Derivation of Jacobi’s Virial Equation for Description of Dynamics of a Self-Gravitating Body

Abstract

In order to demonstrate the universality of Jacobi’s virial equation for the description of the dynamics of natural systems, including their origin and evolution, it was derived from the main existing equations, describing a wide range of physical models of the systems. In particular, Jacobi’s virial equation was derived from the equations of motion of Newton, Euler, Hamilton, Einstein, and quantum mechanics.

The derived equation represents not only formal mathematical transformation of the initial equations of motion. Physical quintessence of the mathematical transformation of the equations of motion involves changes in the vector forces and moment of momentums by the volumetric forces or pressure and the oscillation of the interacted mass particles (inner energy) expressed through the energy of oscillation of the polar moment of inertia of a body. Here the potential (kinetic) energy and the polar moment of inertia of a body have a functional relationship and within the period of oscillation are inversely changed by the same law. Moreover, the virial oscillations of a body represent the main part of the body’s kinetic energy, which is lost in the hydrostatic equilibrium model.
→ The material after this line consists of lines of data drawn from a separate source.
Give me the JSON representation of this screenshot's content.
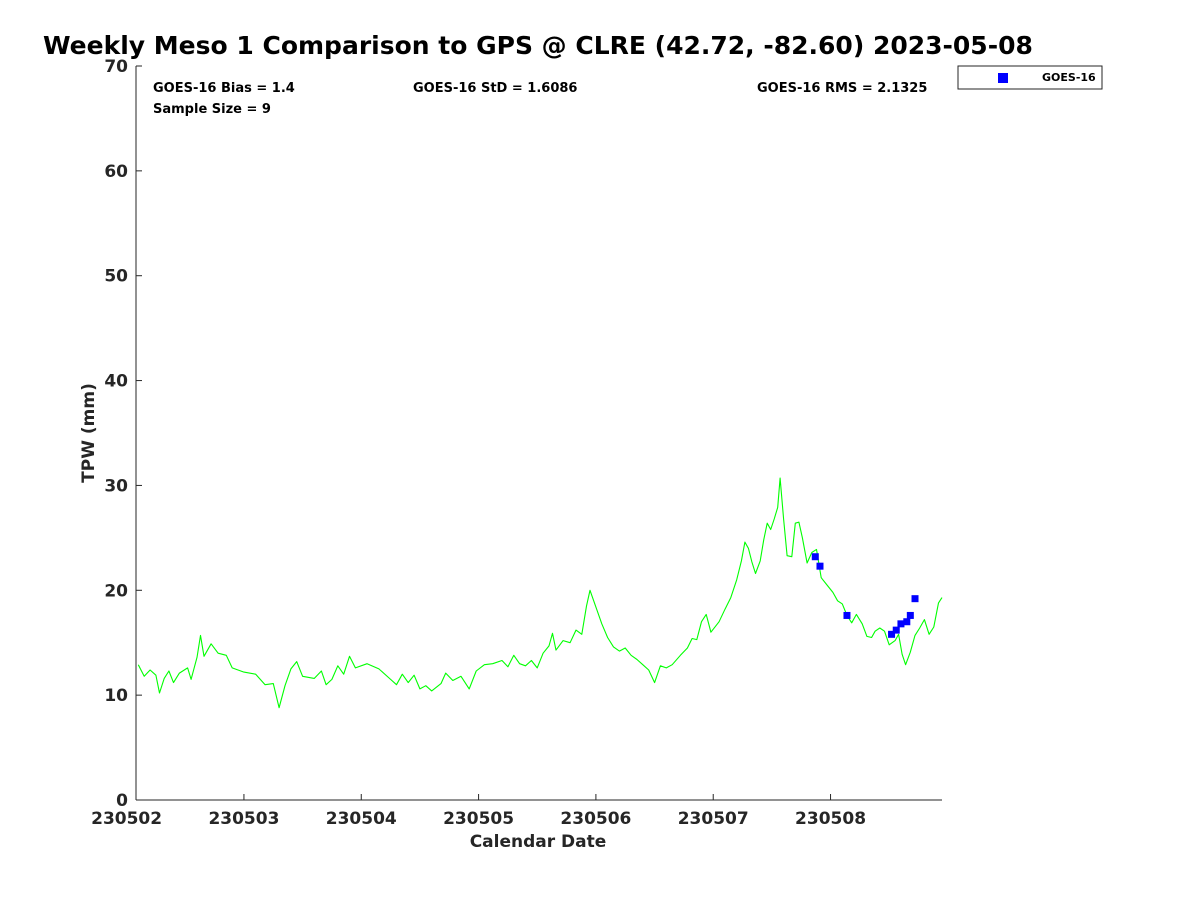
{
  "chart_data": {
    "type": "scatter",
    "title": "Weekly Meso 1 Comparison to GPS @ CLRE (42.72, -82.60) 2023-05-08",
    "xlabel": "Calendar Date",
    "ylabel": "TPW (mm)",
    "x_unit": "days (tick labels yymmdd)",
    "xlim": [
      230502.08,
      230508.95
    ],
    "ylim": [
      0,
      70
    ],
    "yticks": [
      0,
      10,
      20,
      30,
      40,
      50,
      60,
      70
    ],
    "xticks": [
      {
        "value": 230502,
        "label": "230502"
      },
      {
        "value": 230503,
        "label": "230503"
      },
      {
        "value": 230504,
        "label": "230504"
      },
      {
        "value": 230505,
        "label": "230505"
      },
      {
        "value": 230506,
        "label": "230506"
      },
      {
        "value": 230507,
        "label": "230507"
      },
      {
        "value": 230508,
        "label": "230508"
      }
    ],
    "grid": false,
    "legend": {
      "placement": "outside-top-right",
      "entries": [
        "GOES-16"
      ]
    },
    "stats": {
      "bias": "GOES-16 Bias = 1.4",
      "std": "GOES-16 StD = 1.6086",
      "rms": "GOES-16 RMS = 2.1325",
      "sample": "Sample Size = 9"
    },
    "series": [
      {
        "kind": "line",
        "color": "#00ff00",
        "points": [
          [
            230502.1,
            12.9
          ],
          [
            230502.15,
            11.8
          ],
          [
            230502.2,
            12.4
          ],
          [
            230502.25,
            11.9
          ],
          [
            230502.28,
            10.2
          ],
          [
            230502.32,
            11.6
          ],
          [
            230502.36,
            12.3
          ],
          [
            230502.4,
            11.2
          ],
          [
            230502.45,
            12.1
          ],
          [
            230502.52,
            12.6
          ],
          [
            230502.55,
            11.5
          ],
          [
            230502.6,
            13.6
          ],
          [
            230502.63,
            15.7
          ],
          [
            230502.66,
            13.7
          ],
          [
            230502.72,
            14.9
          ],
          [
            230502.78,
            14.0
          ],
          [
            230502.85,
            13.8
          ],
          [
            230502.9,
            12.6
          ],
          [
            230503.0,
            12.2
          ],
          [
            230503.1,
            12.0
          ],
          [
            230503.18,
            11.0
          ],
          [
            230503.25,
            11.1
          ],
          [
            230503.3,
            8.8
          ],
          [
            230503.35,
            10.9
          ],
          [
            230503.4,
            12.5
          ],
          [
            230503.45,
            13.2
          ],
          [
            230503.5,
            11.8
          ],
          [
            230503.6,
            11.6
          ],
          [
            230503.66,
            12.3
          ],
          [
            230503.7,
            11.0
          ],
          [
            230503.75,
            11.5
          ],
          [
            230503.8,
            12.8
          ],
          [
            230503.85,
            12.0
          ],
          [
            230503.9,
            13.7
          ],
          [
            230503.95,
            12.6
          ],
          [
            230504.05,
            13.0
          ],
          [
            230504.15,
            12.5
          ],
          [
            230504.25,
            11.5
          ],
          [
            230504.3,
            11.0
          ],
          [
            230504.35,
            12.0
          ],
          [
            230504.4,
            11.2
          ],
          [
            230504.45,
            11.9
          ],
          [
            230504.5,
            10.6
          ],
          [
            230504.55,
            10.9
          ],
          [
            230504.6,
            10.4
          ],
          [
            230504.68,
            11.1
          ],
          [
            230504.72,
            12.1
          ],
          [
            230504.78,
            11.4
          ],
          [
            230504.85,
            11.8
          ],
          [
            230504.92,
            10.6
          ],
          [
            230504.98,
            12.3
          ],
          [
            230505.05,
            12.9
          ],
          [
            230505.12,
            13.0
          ],
          [
            230505.2,
            13.3
          ],
          [
            230505.25,
            12.7
          ],
          [
            230505.3,
            13.8
          ],
          [
            230505.35,
            13.0
          ],
          [
            230505.4,
            12.8
          ],
          [
            230505.45,
            13.3
          ],
          [
            230505.5,
            12.6
          ],
          [
            230505.55,
            14.0
          ],
          [
            230505.6,
            14.7
          ],
          [
            230505.63,
            15.9
          ],
          [
            230505.66,
            14.3
          ],
          [
            230505.72,
            15.2
          ],
          [
            230505.78,
            15.0
          ],
          [
            230505.83,
            16.2
          ],
          [
            230505.88,
            15.8
          ],
          [
            230505.92,
            18.5
          ],
          [
            230505.95,
            20.0
          ],
          [
            230506.0,
            18.4
          ],
          [
            230506.05,
            16.8
          ],
          [
            230506.1,
            15.5
          ],
          [
            230506.15,
            14.6
          ],
          [
            230506.2,
            14.2
          ],
          [
            230506.25,
            14.5
          ],
          [
            230506.3,
            13.8
          ],
          [
            230506.35,
            13.4
          ],
          [
            230506.4,
            12.9
          ],
          [
            230506.45,
            12.4
          ],
          [
            230506.5,
            11.2
          ],
          [
            230506.55,
            12.8
          ],
          [
            230506.6,
            12.6
          ],
          [
            230506.65,
            12.9
          ],
          [
            230506.72,
            13.8
          ],
          [
            230506.78,
            14.5
          ],
          [
            230506.82,
            15.4
          ],
          [
            230506.86,
            15.3
          ],
          [
            230506.9,
            17.0
          ],
          [
            230506.94,
            17.7
          ],
          [
            230506.98,
            16.0
          ],
          [
            230507.05,
            17.0
          ],
          [
            230507.1,
            18.2
          ],
          [
            230507.15,
            19.3
          ],
          [
            230507.2,
            21.0
          ],
          [
            230507.24,
            22.8
          ],
          [
            230507.27,
            24.6
          ],
          [
            230507.3,
            24.0
          ],
          [
            230507.33,
            22.7
          ],
          [
            230507.36,
            21.6
          ],
          [
            230507.4,
            22.8
          ],
          [
            230507.43,
            24.8
          ],
          [
            230507.46,
            26.4
          ],
          [
            230507.49,
            25.8
          ],
          [
            230507.52,
            26.8
          ],
          [
            230507.55,
            27.9
          ],
          [
            230507.57,
            30.7
          ],
          [
            230507.6,
            26.8
          ],
          [
            230507.63,
            23.3
          ],
          [
            230507.67,
            23.2
          ],
          [
            230507.7,
            26.4
          ],
          [
            230507.73,
            26.5
          ],
          [
            230507.76,
            25.0
          ],
          [
            230507.8,
            22.6
          ],
          [
            230507.84,
            23.6
          ],
          [
            230507.88,
            23.9
          ],
          [
            230507.92,
            21.2
          ],
          [
            230507.97,
            20.5
          ],
          [
            230508.02,
            19.8
          ],
          [
            230508.06,
            19.0
          ],
          [
            230508.1,
            18.7
          ],
          [
            230508.14,
            17.6
          ],
          [
            230508.18,
            16.9
          ],
          [
            230508.22,
            17.7
          ],
          [
            230508.27,
            16.8
          ],
          [
            230508.31,
            15.6
          ],
          [
            230508.35,
            15.5
          ],
          [
            230508.38,
            16.1
          ],
          [
            230508.42,
            16.4
          ],
          [
            230508.46,
            16.1
          ],
          [
            230508.5,
            14.8
          ],
          [
            230508.55,
            15.2
          ],
          [
            230508.58,
            15.8
          ],
          [
            230508.61,
            13.9
          ],
          [
            230508.64,
            12.9
          ],
          [
            230508.68,
            14.1
          ],
          [
            230508.72,
            15.7
          ],
          [
            230508.76,
            16.4
          ],
          [
            230508.8,
            17.2
          ],
          [
            230508.84,
            15.8
          ],
          [
            230508.88,
            16.5
          ],
          [
            230508.92,
            18.8
          ],
          [
            230508.95,
            19.3
          ]
        ]
      },
      {
        "name": "GOES-16",
        "kind": "scatter",
        "color": "#0000ff",
        "marker": "square",
        "points": [
          [
            230507.87,
            23.2
          ],
          [
            230507.91,
            22.3
          ],
          [
            230508.14,
            17.6
          ],
          [
            230508.52,
            15.8
          ],
          [
            230508.56,
            16.2
          ],
          [
            230508.6,
            16.8
          ],
          [
            230508.65,
            17.0
          ],
          [
            230508.68,
            17.6
          ],
          [
            230508.72,
            19.2
          ]
        ]
      }
    ]
  }
}
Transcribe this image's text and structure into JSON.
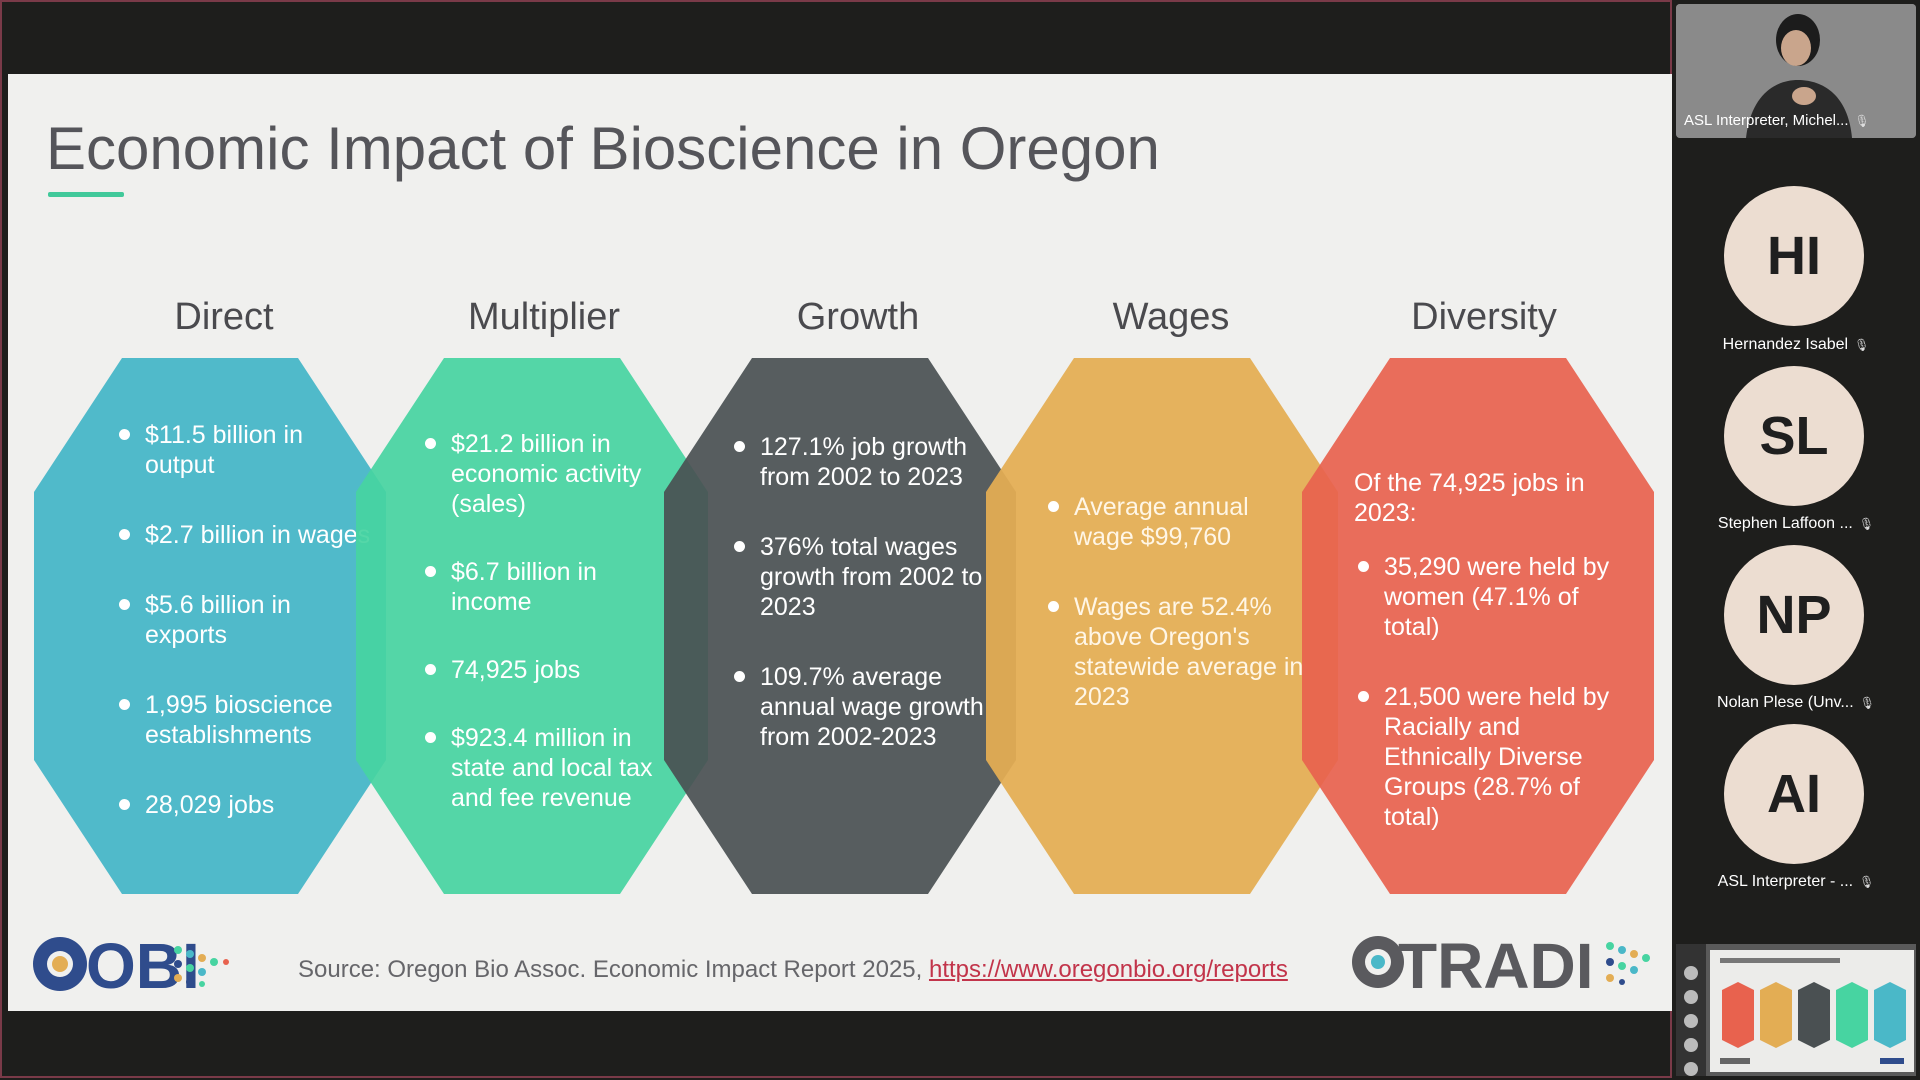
{
  "slide": {
    "title": "Economic Impact of Bioscience in Oregon",
    "columns": [
      {
        "heading": "Direct",
        "bullets": [
          "$11.5 billion in output",
          "$2.7 billion in wages",
          "$5.6 billion in exports",
          "1,995 bioscience establishments",
          "28,029 jobs"
        ]
      },
      {
        "heading": "Multiplier",
        "bullets": [
          "$21.2 billion in economic activity (sales)",
          "$6.7 billion in income",
          "74,925 jobs",
          "$923.4 million in state and local tax and fee revenue"
        ]
      },
      {
        "heading": "Growth",
        "bullets": [
          "127.1% job growth from 2002 to 2023",
          "376% total wages growth from 2002 to 2023",
          "109.7% average annual wage growth from 2002-2023"
        ]
      },
      {
        "heading": "Wages",
        "bullets": [
          "Average annual wage $99,760",
          "Wages are 52.4% above Oregon's statewide average in 2023"
        ]
      },
      {
        "heading": "Diversity",
        "intro": "Of the 74,925 jobs in 2023:",
        "bullets": [
          "35,290 were held by women (47.1% of total)",
          "21,500 were held by Racially and Ethnically Diverse Groups (28.7% of total)"
        ]
      }
    ],
    "source_text": "Source: Oregon Bio Assoc. Economic Impact Report 2025, ",
    "source_link": "https://www.oregonbio.org/reports",
    "logo_left": "OBI",
    "logo_right": "TRADI",
    "colors": {
      "direct": "#4ab8c8",
      "multiplier": "#47d4a1",
      "growth": "#4a5052",
      "wages": "#e3ad54",
      "diversity": "#e8624e",
      "title_underline": "#41c99a",
      "link": "#c2344a"
    }
  },
  "participants": {
    "video": {
      "name": "ASL Interpreter, Michel...",
      "icon": "mic-off-icon"
    },
    "list": [
      {
        "initials": "HI",
        "name": "Hernandez Isabel"
      },
      {
        "initials": "SL",
        "name": "Stephen Laffoon ..."
      },
      {
        "initials": "NP",
        "name": "Nolan Plese (Unv..."
      },
      {
        "initials": "AI",
        "name": "ASL Interpreter - ..."
      }
    ]
  }
}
The change in the vector forces and moment of momentums by the force pressure and the oscillation of the interacting mass particles disclose the physical meaning of the gravitation and mechanism of generation of the gravitational and electromagnetic energy and their common nature. The most important advantage given by Jacobi’s virial equation is its independence from the choice of the coordinate system, the transformation of which, as a rule, creates many mathematical difficulties.